A Problematic Group Of Words
If there is a group of words that can be really problematic for students and writers, it is the were, wear, we’re and where group. The reason for this is because this group of homophones contains more than just 2 words. Although wear and we’re can also cause some problems for people, they are not as problematic as where and were though. Those two are often confused and used incorrectly by some people. Still, let us examine the best ways to be able to tell them all apart.
Make sure you also check out Who or Whom Grammar Rules
Similar Words, Different Classes
Although were and where both sound and are almost identical in spelling, they belong to two different classes.
Were – This word is what is called a plural past verb form. That is because it is a past form of the word ‘are’. The difference being that were refers to more than one person. Were is used when referring to something that already happened or in the past. In addition, were is a state of being verb.
Were you listening to the news last night?
Both of my best friends were out of town yesterday.
Can you tell me if you were sleeping when I called?
As you can see from these examples, in every instance, were is used in the past tense. If you were to insert ‘where’ instead, the sentence would not make sense.
Where – Out of all these words, it is the most versatile and easiest to decipher. That is because where refers to a location, place or situation. This makes where and adverb pertaining to time. In addition, it also makes it a question word used to ask for a location, place of someone or something. Many people remember where as one of the five ‘W’ questions words. The other four are ‘Why,’ ‘What,’ ‘When,’ and ‘Who.’ Another way that where differs from were, wear and we’re, is due to the pronunciation.
Can you please tell Michael where I live?
Don’t forget to tell mom where you are going later.
Where in New York do you work again?
Keep in mind though, that in some instances, where can be used to mean ‘in which’ as well.
No one knows an example where you can use those colors together?
No one knows an example in which you can use those colors together?
While you can use where in place of which, you should use ‘in which’ in most cases. Especially if the latter word combination makes more sense or better explains your sentence.
As we’ve shown in the previous examples of where, the same applies here with these examples. If you try and insert ‘were’ in place of ‘where,’ you would see that sentences would not make any sense.
Wear – This is primarily a verb referring to clothing or to carry, protection or adornment. It becomes a noun when you use it plural or in past tense.

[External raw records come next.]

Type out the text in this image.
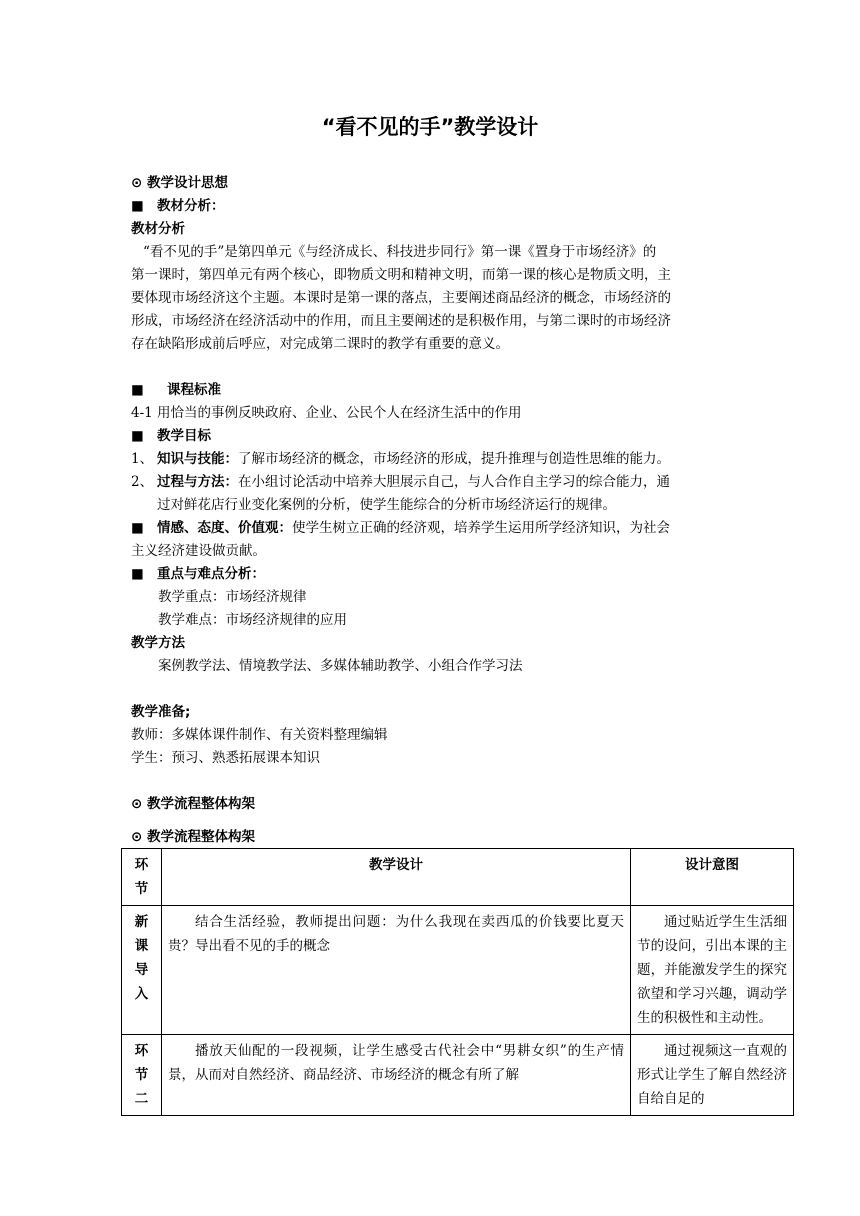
“看不见的手”教学设计
⊙ 教学设计思想
■ 教材分析：
教材分析
“看不见的手”是第四单元《与经济成长、科技进步同行》第一课《置身于市场经济》的
第一课时，第四单元有两个核心，即物质文明和精神文明，而第一课的核心是物质文明，主
要体现市场经济这个主题。本课时是第一课的落点，主要阐述商品经济的概念，市场经济的
形成，市场经济在经济活动中的作用，而且主要阐述的是积极作用，与第二课时的市场经济
存在缺陷形成前后呼应，对完成第二课时的教学有重要的意义。
■ 课程标准
4-1 用恰当的事例反映政府、企业、公民个人在经济生活中的作用
■ 教学目标
1、 知识与技能：了解市场经济的概念，市场经济的形成，提升推理与创造性思维的能力。
2、 过程与方法：在小组讨论活动中培养大胆展示自己，与人合作自主学习的综合能力，通
过对鲜花店行业变化案例的分析，使学生能综合的分析市场经济运行的规律。
■ 情感、态度、价值观：使学生树立正确的经济观，培养学生运用所学经济知识，为社会
主义经济建设做贡献。
■ 重点与难点分析：
教学重点：市场经济规律
教学难点：市场经济规律的应用
教学方法
案例教学法、情境教学法、多媒体辅助教学、小组合作学习法
教学准备;
教师：多媒体课件制作、有关资料整理编辑
学生：预习、熟悉拓展课本知识
⊙ 教学流程整体构架
⊙ 教学流程整体构架
环节	教学设计	设计意图

新课导入	结合生活经验，教师提出问题：为什么我现在卖西瓜的价钱要比夏天贵？导出看不见的手的概念	通过贴近学生生活细节的设问，引出本课的主题，并能激发学生的探究欲望和学习兴趣，调动学生的积极性和主动性。

环节二	播放天仙配的一段视频，让学生感受古代社会中“男耕女织”的生产情景，从而对自然经济、商品经济、市场经济的概念有所了解	通过视频这一直观的形式让学生了解自然经济自给自足的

I love it when you wear those jeans.
Nobody should wear a turtleneck during the summer.
That couch has a lot of wear and tear.
We’re – may be the second of the easiest of all these homophones to remember using out of all the other 3. That is because we’re is simply an extension of we are. We’re is also a contraction of the phrase ‘we are’. The difference being the apostrophe taking the place of the letter ‘a’ in the word.
We’re all going to the game yesterday, but the car broke down.
The next time she comes over, we’re going to tell her the truth.
No, we’re not leaving till it is finished.
You may also want to read about Six Important Grammar Rules You Need To Know
Below, is a sentence which uses all 4 homophones together correctly.
Where were you when Angela says she wears everything we’re washing?
The simplest way to make sure you use the correct one out of all of these similar sounding and spelled words is by replacement. Simply replace the word you are using with another in the sentence to see which one actually makes more sense. This way, you can see which one out of all them, fits correctly.